Some of the most widely researched vision sensors for the purposes of mapping are stereo vision systems and RGB-D cameras.
Stereo vision system
A stereo vision system is a passive range sensing approach, utilising two or more cameras to capture images of an object from different viewpoints. This allows the camera to perceive depth by using stereo disparity, similar to how humans perceive depth by using the different viewpoints of the left and right eyes.
These images are then combined and reconstructed to generate an accurate 3D map. The technique for this involves solving the stereo disparity and matching them. Although the calculations are relatively straight forward, a practical system needs to evaluate at least 10^9 disparities every second - beyond the capability of a single CPU processor.
Stereo algorithms have high degrees of inherent parallelism and can thus be practically implemented on FPGAs.
RGB-D Camera RGB-D cameras have gained popularity as a mapping sensor due to its lower cost and ability to capture per pixel color and depth images at adequate resolutions. RGB-D cameras are also a passive range sensing system, utilizing infrared light patterns. Depth is estimated by sensing the amount of distortion in the light pattern.
The process of RGB-D cameras can be summarized into 5 steps:
RGB camera captures images while depth sensors project infrared light patterns to the surroundings
Depth map preprocessing to reduce noise on data collected by the depth sensors
Camera pose estimation with respect to the depth data
Fusion and reconstruction of 3D map from the data collected
The colouration of the 3D map using RGB images collected
It is important to note that RGB-D cameras often suffer from very specific noise characteristics and challenging data distortions, so the preprocessing and noise reduction processes are an important part of the process. These are also roles that FPGAs are suitable for.

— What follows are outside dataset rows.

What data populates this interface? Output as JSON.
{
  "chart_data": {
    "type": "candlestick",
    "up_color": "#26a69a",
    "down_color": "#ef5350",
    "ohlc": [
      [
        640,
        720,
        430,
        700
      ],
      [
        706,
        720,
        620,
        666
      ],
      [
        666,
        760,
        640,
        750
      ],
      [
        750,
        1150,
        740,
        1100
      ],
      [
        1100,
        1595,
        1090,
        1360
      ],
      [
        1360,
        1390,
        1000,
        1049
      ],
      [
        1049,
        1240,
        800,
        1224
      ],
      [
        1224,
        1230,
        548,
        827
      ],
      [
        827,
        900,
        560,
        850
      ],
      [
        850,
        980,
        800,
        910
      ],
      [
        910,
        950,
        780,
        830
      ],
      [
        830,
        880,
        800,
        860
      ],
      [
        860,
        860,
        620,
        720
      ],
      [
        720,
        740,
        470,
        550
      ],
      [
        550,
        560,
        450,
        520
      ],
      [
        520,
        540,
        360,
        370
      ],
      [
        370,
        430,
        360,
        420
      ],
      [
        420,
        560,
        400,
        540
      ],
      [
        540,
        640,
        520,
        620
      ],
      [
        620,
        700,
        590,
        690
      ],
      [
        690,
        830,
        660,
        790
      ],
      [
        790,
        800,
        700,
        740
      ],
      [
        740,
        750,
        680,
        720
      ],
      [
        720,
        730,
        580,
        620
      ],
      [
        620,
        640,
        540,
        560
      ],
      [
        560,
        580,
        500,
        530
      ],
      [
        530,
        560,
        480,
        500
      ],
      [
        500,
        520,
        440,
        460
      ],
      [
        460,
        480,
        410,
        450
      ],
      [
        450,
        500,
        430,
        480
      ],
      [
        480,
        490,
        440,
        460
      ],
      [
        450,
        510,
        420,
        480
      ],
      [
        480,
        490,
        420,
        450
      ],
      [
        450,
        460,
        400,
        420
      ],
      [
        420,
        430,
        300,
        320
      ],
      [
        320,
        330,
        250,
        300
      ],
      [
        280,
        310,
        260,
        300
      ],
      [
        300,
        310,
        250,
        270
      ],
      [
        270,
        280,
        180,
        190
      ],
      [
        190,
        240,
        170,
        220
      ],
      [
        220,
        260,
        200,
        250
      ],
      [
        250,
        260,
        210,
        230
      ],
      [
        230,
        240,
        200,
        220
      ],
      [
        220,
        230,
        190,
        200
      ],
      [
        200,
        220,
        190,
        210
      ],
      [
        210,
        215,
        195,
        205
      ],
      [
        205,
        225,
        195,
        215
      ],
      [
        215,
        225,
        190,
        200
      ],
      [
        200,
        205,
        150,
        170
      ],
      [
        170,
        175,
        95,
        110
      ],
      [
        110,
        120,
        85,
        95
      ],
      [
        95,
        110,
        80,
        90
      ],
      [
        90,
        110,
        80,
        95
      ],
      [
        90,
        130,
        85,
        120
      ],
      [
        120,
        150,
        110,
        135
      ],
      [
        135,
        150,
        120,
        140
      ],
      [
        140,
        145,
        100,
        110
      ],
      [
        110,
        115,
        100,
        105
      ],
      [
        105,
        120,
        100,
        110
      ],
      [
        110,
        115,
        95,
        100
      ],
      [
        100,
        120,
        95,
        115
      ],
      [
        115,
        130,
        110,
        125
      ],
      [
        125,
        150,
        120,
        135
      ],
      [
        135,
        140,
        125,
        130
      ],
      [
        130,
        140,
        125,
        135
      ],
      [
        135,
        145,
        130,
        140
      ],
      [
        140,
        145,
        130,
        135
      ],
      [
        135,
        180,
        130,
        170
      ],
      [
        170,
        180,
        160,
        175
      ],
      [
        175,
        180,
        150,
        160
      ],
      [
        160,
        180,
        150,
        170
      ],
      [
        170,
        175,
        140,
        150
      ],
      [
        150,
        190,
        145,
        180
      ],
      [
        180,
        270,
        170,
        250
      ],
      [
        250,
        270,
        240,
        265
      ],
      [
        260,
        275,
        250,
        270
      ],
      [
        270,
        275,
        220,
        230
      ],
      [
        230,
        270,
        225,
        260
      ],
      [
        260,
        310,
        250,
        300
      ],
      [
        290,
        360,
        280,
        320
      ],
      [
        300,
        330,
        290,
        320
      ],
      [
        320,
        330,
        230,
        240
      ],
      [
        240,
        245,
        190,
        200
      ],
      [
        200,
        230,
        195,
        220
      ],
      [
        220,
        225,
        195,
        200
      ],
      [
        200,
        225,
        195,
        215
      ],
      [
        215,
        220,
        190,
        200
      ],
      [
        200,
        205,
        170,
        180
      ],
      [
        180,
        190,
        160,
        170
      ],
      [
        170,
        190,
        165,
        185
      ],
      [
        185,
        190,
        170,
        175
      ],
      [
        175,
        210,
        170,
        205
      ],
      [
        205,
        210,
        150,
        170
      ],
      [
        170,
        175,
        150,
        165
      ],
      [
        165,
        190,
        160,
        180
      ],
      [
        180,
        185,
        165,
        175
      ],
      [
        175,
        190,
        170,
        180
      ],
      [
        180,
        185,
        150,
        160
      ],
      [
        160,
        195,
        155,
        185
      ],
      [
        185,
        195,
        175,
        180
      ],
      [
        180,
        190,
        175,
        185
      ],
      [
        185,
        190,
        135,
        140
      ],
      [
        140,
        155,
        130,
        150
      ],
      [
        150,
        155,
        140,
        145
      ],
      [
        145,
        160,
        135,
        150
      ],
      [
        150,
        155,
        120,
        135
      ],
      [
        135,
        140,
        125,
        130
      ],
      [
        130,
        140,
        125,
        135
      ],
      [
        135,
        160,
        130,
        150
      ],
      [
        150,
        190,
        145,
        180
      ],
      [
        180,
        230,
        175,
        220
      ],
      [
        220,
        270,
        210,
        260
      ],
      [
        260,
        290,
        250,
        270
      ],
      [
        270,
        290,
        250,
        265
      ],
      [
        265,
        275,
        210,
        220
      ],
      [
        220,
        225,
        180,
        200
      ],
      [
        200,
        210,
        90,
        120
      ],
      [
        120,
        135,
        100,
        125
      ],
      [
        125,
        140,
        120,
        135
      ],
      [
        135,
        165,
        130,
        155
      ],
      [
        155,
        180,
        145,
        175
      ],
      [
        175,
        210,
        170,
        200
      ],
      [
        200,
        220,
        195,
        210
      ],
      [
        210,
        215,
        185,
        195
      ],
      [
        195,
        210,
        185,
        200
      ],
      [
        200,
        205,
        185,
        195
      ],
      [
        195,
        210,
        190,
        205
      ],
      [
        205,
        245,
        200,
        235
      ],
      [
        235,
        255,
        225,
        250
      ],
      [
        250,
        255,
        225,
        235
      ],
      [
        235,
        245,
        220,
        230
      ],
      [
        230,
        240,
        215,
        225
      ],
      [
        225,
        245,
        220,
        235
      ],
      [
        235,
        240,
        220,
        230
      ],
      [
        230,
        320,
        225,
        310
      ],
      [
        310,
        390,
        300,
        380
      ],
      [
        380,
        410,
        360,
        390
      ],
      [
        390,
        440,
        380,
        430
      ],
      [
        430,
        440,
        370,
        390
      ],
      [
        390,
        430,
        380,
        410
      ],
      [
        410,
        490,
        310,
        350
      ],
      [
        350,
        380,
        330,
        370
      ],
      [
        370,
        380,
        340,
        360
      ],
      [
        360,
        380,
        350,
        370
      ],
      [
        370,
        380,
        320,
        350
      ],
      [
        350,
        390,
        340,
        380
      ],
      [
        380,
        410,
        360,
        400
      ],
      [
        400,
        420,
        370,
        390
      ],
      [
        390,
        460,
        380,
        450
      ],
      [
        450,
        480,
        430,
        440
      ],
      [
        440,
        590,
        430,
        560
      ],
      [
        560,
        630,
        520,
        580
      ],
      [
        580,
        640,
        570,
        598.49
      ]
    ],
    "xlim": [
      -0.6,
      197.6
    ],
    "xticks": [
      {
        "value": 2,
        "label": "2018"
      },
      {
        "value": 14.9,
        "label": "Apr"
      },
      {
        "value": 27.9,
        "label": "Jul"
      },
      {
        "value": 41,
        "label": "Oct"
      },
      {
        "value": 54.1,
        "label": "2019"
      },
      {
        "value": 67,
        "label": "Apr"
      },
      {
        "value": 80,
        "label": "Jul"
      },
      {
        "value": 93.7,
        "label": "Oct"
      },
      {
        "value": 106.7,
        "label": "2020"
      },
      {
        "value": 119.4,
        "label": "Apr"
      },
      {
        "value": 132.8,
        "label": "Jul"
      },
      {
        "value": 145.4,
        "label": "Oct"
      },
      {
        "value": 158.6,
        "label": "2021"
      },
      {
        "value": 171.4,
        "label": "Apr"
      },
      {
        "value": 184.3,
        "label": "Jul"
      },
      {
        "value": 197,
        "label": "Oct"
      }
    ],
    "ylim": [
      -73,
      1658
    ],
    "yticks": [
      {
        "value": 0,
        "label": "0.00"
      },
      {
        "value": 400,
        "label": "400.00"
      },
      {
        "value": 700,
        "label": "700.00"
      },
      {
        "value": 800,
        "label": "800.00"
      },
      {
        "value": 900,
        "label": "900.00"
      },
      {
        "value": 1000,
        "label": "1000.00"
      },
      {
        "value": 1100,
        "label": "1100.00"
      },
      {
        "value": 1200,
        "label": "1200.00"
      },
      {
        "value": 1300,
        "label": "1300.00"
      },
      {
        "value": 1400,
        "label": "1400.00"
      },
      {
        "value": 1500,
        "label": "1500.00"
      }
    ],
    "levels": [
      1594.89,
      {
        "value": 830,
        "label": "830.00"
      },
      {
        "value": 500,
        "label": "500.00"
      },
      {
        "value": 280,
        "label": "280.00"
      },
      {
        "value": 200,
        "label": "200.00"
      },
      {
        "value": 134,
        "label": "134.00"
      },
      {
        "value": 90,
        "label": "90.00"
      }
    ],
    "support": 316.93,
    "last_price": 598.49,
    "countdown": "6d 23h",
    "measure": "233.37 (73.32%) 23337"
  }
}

Radar works on the principle of reflection: Radio waves are emitted in specific directions and the echoes and reflections are monitored. A 3D map can be constructed based on the varying angles of the return of the radio waves. Radar’s characteristics lend it to be a complementary add-on to LiDAR. It has a shorter range, but is cost-efficient and can penetrate mediums that LiDAR has issues with, such as dusty or foggy environments.

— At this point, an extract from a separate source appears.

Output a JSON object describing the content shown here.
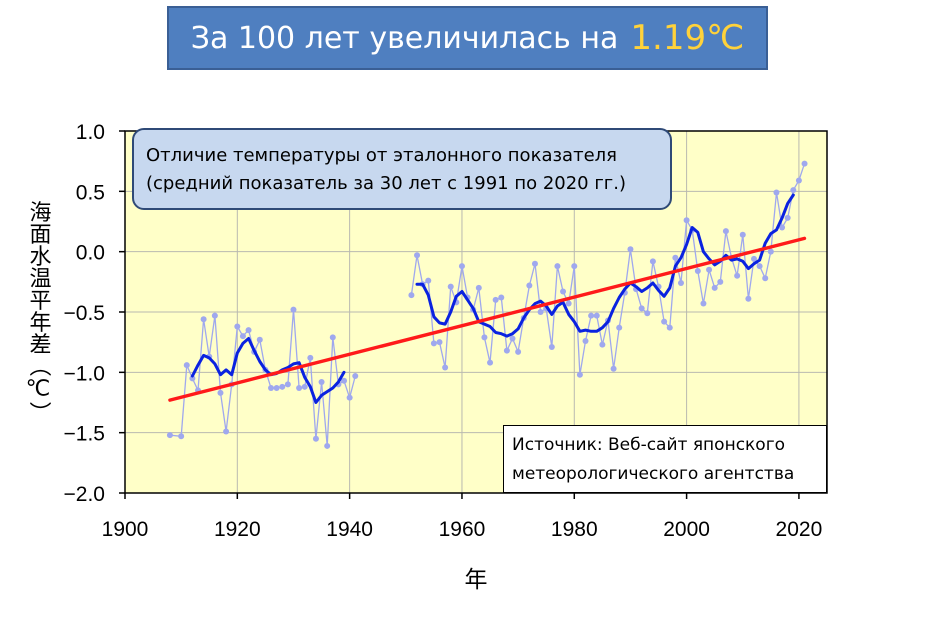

Adding navigation to the mix
These sensors we just described fulfill half of a SLAM system. As mentioned in this post, SLAM simultaneously localises a sensor with respect to its surroundings, while mapping the structure of the environment. It is a key system for both 3D mapping as well as autonomous navigation.
Because 3D mapping systems already utilize SLAM, there are obvious synergies if the system has enough capacity to implement autonomous navigation as well. The main consideration is processing power, which is the constraint.
Processing power is required for several aspects:
Hosting the AI on edge for autonomous navigation
Fusing data from various sensors
Immediately processing the fused data for SLAM
Utilizing SLAM output for navigation and generating 3D maps with localization.
FPGAs bringing it all together
The most streamlined approach would be to have 1 FPGA handle all components of mapping, localization, and navigation. The flexibility of FPGAs means it can act as the brain for an autonomous mapping device, fulfilling the 4 processing requirements listed above. Multiple studies have shown FPGAs to be the best option for hardware due to its efficiency in both computational power and energy consumption.
Beyond acting as the brain, other significant improvements can be attempted:
The presence of FPGAs enable the incorporation of sensors with higher precision and accuracy into the system (eg. 4K camera)
Improved system robustness as more complementary sensors can be added, compensating for individual sensor weaknesses, while not compromising on the time required for mapping.
FPGAs can also drastically improve processing time for 3D map generation.
A successful end result would see a highly efficient, autonomous device outfitted with a variety of high precision sensors, capable of mapping internal spaces in 3D on the go.